Wei Yi, Speechley Kathy, Campbell Craig
Department of Pediatrics and Epidemiology and Biostatistics, Western University.
J Neuromuscul Dis. 2015 Sep 2;2(3):313-324. doi: 10.3233/JND-150071.
In pediatric chronic illness, improving health-related quality of life (HRQOL) has become one of the most important goals of disease management. Duchenne muscular dystrophy (DMD) is a debilitating, progressive and chronic neuromuscular disorder affecting boys. The purpose of this review is to provide an overview of published research on HRQOL in the pediatric DMD population, describe the instruments used and summarize the study findings. The databases searched were Medline, Embase and PsycInfo. The literature search yielded 167 articles, of which 19 were included in this review. The studies were published between 2005 and 2013 across nine countries. Thirteen different generic and disease-specific measures were used, the most common being the Pediatric Quality of Life 4.0 Generic Core module.HRQOL in boys with DMD is worse than that of healthy peers and children with other chronic illnesses, especially in the physical domains.
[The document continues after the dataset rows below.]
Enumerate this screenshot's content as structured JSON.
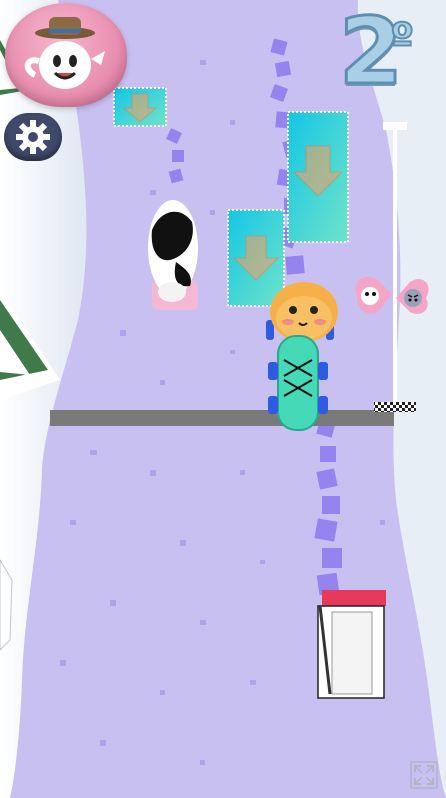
{
  "hud": {
    "place_number": "2",
    "place_suffix": "º",
    "avatar_icon": "teapot-with-hat-icon",
    "settings_icon": "gear-icon",
    "fullscreen_icon": "fullscreen-expand-icon"
  },
  "race": {
    "progress_icons": [
      "cow-avatar-icon",
      "rival-avatar-icon"
    ],
    "finish_flag_icon": "checkered-flag-icon"
  },
  "colors": {
    "snow_ground": "#c9c0f2",
    "trail": "#8f7cf0",
    "boost_pad": "#1fd4e0",
    "player_skate": "#46d9b8",
    "start_line": "#7a7a7a"
  }
}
Boys who are at a more severe stage of the disease reported worse physical HRQOL but not necessarily psychosocial HRQOL than boys at a less severe stage. Traditional clinical outcome measures correlated well only with physical HRQOL. Parents' proxy-reports of their sons' HRQOL and the boys' self-reports had poor concordance. More research is needed to assess trends in HRQOL over time and to elucidate factors that affect HRQOL.
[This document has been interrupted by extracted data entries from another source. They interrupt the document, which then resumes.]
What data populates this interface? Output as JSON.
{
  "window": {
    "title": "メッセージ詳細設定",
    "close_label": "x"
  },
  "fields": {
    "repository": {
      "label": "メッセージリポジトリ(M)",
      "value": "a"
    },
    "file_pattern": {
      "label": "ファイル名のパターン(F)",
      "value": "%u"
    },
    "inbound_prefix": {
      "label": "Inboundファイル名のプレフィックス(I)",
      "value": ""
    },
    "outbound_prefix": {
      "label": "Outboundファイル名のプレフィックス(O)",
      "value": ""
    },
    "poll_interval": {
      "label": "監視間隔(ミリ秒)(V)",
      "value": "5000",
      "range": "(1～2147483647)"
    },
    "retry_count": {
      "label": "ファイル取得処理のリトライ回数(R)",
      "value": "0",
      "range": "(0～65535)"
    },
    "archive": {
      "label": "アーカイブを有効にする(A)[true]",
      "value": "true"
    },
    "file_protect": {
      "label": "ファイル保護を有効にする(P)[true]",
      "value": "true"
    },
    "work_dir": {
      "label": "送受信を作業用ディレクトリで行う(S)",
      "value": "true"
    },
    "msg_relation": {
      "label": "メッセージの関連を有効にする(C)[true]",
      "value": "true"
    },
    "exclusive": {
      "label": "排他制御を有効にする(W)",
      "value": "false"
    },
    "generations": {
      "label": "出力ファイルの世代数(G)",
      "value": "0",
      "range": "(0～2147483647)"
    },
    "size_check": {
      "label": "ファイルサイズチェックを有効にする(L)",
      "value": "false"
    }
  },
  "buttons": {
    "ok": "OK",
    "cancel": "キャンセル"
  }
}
在儿科慢性病中,改善健康相关生活质量(HRQOL)已成为疾病管理的最重要目标之一。杜氏肌营养不良症(DMD)是一种影响男孩的使人衰弱、进行性的慢性神经肌肉疾病。本综述的目的是概述已发表的关于儿科DMD患者HRQOL的研究,描述所使用的工具并总结研究结果。检索的数据库有Medline、Embase和PsycInfo。文献检索产生了167篇文章,其中19篇被纳入本综述。这些研究在2005年至2013年间发表于9个国家。使用了13种不同的通用和疾病特异性测量方法,最常用的是儿童生活质量4.0通用核心模块。DMD男孩的HRQOL比健康同龄人及其他慢性病患儿更差,尤其是在身体领域。疾病处于更严重阶段的男孩报告的身体HRQOL比病情较轻阶段的男孩更差,但心理社会HRQOL不一定更差。传统的临床结局测量仅与身体HRQOL有很好的相关性。父母对儿子HRQOL的代理报告与男孩的自我报告一致性较差。需要更多研究来评估HRQOL随时间的趋势,并阐明影响HRQOL的因素。